Bundesagentur für Arbeit (BA)

Wirtschaftsminister Müller besucht Bundesanstalt für Arbeit

    Nürnberg (ots) - Dr. Werner Müller, Bundesminister für Wirtschaft
und Technologie, hat am Donnerstag die Bundesanstalt für Arbeit in
Nürnberg besucht. In Informationsgesprächen mit Präsident Bernhard
Jagoda und leitenden Mitarbeitern der BA erörterte er die aktuelle
und zukünftige Entwicklung des Arbeits- und Ausbildungsmarktes, die
Rolle der Bundesanstalt für Arbeit beim Arbeitsmarktausgleich sowie
bisherige Erfahrungen mit der "Green Card" bei der Deckung des
Fachkräftebedarfs der IT-Branche.
    
    Müller und Jagoda waren sich einig, dass auf dem Arbeitsmarkt
positive Signale zu erkennen sind. So werde in diesem Jahr die
Arbeitslosigkeit im Jahresdurchschnitt auf etwa 3,9 Millionen fallen,
im nächsten Jahr sei ein weiterer deutlicher Rückgang wahrscheinlich.

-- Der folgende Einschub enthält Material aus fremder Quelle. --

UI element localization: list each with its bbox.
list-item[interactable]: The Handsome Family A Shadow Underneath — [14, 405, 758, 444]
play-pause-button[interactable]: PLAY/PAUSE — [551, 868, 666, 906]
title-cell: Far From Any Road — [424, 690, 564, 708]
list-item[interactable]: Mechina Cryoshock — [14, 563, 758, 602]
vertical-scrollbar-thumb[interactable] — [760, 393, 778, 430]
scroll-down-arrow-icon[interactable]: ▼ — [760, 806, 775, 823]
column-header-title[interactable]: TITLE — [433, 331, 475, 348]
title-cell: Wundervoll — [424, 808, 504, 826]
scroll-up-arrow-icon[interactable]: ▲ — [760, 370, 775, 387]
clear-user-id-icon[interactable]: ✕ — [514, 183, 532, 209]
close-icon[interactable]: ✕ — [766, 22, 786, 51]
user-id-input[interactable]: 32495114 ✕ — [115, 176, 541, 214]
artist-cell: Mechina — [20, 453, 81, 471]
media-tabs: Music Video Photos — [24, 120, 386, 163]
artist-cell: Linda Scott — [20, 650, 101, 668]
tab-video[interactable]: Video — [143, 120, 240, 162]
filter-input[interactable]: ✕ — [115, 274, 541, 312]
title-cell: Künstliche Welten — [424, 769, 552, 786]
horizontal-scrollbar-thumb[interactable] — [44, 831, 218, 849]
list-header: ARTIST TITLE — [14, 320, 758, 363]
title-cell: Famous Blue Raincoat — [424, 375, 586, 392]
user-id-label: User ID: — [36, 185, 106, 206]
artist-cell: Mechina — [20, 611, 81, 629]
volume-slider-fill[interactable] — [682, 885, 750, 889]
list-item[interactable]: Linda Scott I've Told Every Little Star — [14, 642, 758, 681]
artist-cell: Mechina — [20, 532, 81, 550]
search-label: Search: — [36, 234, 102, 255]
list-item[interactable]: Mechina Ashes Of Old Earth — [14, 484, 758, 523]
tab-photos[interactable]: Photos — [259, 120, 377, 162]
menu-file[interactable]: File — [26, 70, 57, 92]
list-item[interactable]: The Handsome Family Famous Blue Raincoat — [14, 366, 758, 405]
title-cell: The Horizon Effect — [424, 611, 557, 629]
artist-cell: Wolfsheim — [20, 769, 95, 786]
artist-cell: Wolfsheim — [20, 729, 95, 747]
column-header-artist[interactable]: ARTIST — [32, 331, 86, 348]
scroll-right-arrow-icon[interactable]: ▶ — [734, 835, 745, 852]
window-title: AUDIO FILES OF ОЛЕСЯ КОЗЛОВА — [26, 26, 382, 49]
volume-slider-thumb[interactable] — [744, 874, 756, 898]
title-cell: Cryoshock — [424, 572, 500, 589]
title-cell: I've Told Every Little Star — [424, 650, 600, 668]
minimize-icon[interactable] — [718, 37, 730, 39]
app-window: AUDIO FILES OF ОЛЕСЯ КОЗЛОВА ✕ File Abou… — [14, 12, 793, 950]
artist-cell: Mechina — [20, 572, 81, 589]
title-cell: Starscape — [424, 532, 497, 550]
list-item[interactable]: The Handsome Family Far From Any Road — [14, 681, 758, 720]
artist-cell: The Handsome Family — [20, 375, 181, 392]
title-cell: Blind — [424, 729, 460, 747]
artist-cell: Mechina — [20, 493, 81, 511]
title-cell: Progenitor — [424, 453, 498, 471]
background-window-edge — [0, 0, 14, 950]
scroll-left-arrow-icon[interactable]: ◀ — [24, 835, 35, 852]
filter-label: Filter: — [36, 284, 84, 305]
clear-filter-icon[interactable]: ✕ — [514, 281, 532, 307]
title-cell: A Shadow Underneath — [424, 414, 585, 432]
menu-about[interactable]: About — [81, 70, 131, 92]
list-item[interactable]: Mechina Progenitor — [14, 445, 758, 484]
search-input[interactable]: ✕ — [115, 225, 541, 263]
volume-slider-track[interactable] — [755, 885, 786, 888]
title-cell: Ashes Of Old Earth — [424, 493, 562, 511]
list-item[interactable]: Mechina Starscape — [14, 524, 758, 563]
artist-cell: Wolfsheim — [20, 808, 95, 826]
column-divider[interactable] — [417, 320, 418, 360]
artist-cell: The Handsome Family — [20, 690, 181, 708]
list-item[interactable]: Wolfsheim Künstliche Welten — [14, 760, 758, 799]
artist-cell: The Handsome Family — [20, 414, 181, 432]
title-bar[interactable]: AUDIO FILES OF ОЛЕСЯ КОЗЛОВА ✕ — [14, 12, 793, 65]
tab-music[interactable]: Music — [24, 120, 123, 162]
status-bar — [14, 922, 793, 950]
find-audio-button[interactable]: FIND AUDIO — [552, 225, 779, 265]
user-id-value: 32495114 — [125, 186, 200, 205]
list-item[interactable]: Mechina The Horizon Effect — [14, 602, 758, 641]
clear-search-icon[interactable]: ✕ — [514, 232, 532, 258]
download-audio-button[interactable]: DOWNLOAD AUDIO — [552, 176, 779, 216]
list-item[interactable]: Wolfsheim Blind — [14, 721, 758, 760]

Auch auf dem Lehrstellenmarkt gebe es Fortschritte. Die Unternehmen
dürften aber nicht in ihren Bemühungen nachlassen, um die noch
bestehende Ausbildungsplatzlücke auch kurzfristig zu füllen.
    
    Müller und Jagoda waren sich darin einig, dass der mit dem Bündnis
für Arbeit, Ausbildung und Wettbewerbsfähigkeit angegangene
konsensorientierte Politikansatz bereits Früchte trägt, so zum
Beispiel der Ausbildungskonsens sowie die Gemeinsame Erklärung von
BDA und DGB für eine mittel- und langfristig verlässliche
Tarifpolitik. In diesem Zusammenhang dankte Müller dem Institut für
Arbeitsmarkt- und Berufsforschung (IAB) der BA für die Empfehlungen
zur Arbeitsmarkt- und Beschäftigungspolitik (Agenda 1998). Sie stelle
einen überzeugenden "Policy-Mix"-Ansatz dar, um bei der Bewältigung
der Arbeitslosigkeit voran zu kommen.
    
    Im Interesse eines zügigen Arbeitsmarktausgleichs appellierten
Müller und Jagoda an die Unternehmen, zu besetzende Stellen in jedem
Fall dem Arbeitsamt zu melden. Die Ämter könnten zwar nicht in jedem
Fall und unverzüglich jede Stelle besetzen, aber doch den
überwiegenden Teil; falls erforderlich werde beruflich qualifiziert,
betonte Jagoda. Vor allem die Internetbasierten
Selbstinformationseinrichtungen der BA hätten einen hohen
Stellenwert, seien zukunftssicher und machten zudem Kapazitäten für
personalintensive Beratungstätigkeiten frei. Das Arbeitsamt kümmere
sich auch immer mehr um neue Beschäftigungsformen, da das
Vollzeit-Arbeitsverhältnis zunehmend Konkurrenz auf dem
Beschäftigungsmarkt bekomme.
    
    Müller zeigte sich überzeugt, dass mit der Einführung des
"Arbeitsamtes 2000" die Ämter noch kundenfreundlicher und effizienter
würden. Deren Bemühungen um berufliche Weiterbildung seien zu
begrüßen, müssten aber noch stärker an den Bedürfnissen der
Wirtschaft ausgerichtet werden. Auch beim Förderinstrumentarium gelte
es, die Mittel zukunftsorientiert einzusetzen. So habe sich vor allem
das Über-brückungsgeld für Existenzgründer gut bewährt.
    
    Die Bereitschaft der BA, die Einführung einer bundeseinheitlichen
behördenübergreifenden Unternehmensnummer zu unterstützen, begrüßte
der Minister ausdrücklich. Er bat die Nürnberger Behörde auch um
aktive Mitwirkung bei der Absicht, Arbeitsmarktpolitik und regionale
Wirtschaftsförderung besser zu verzahnen.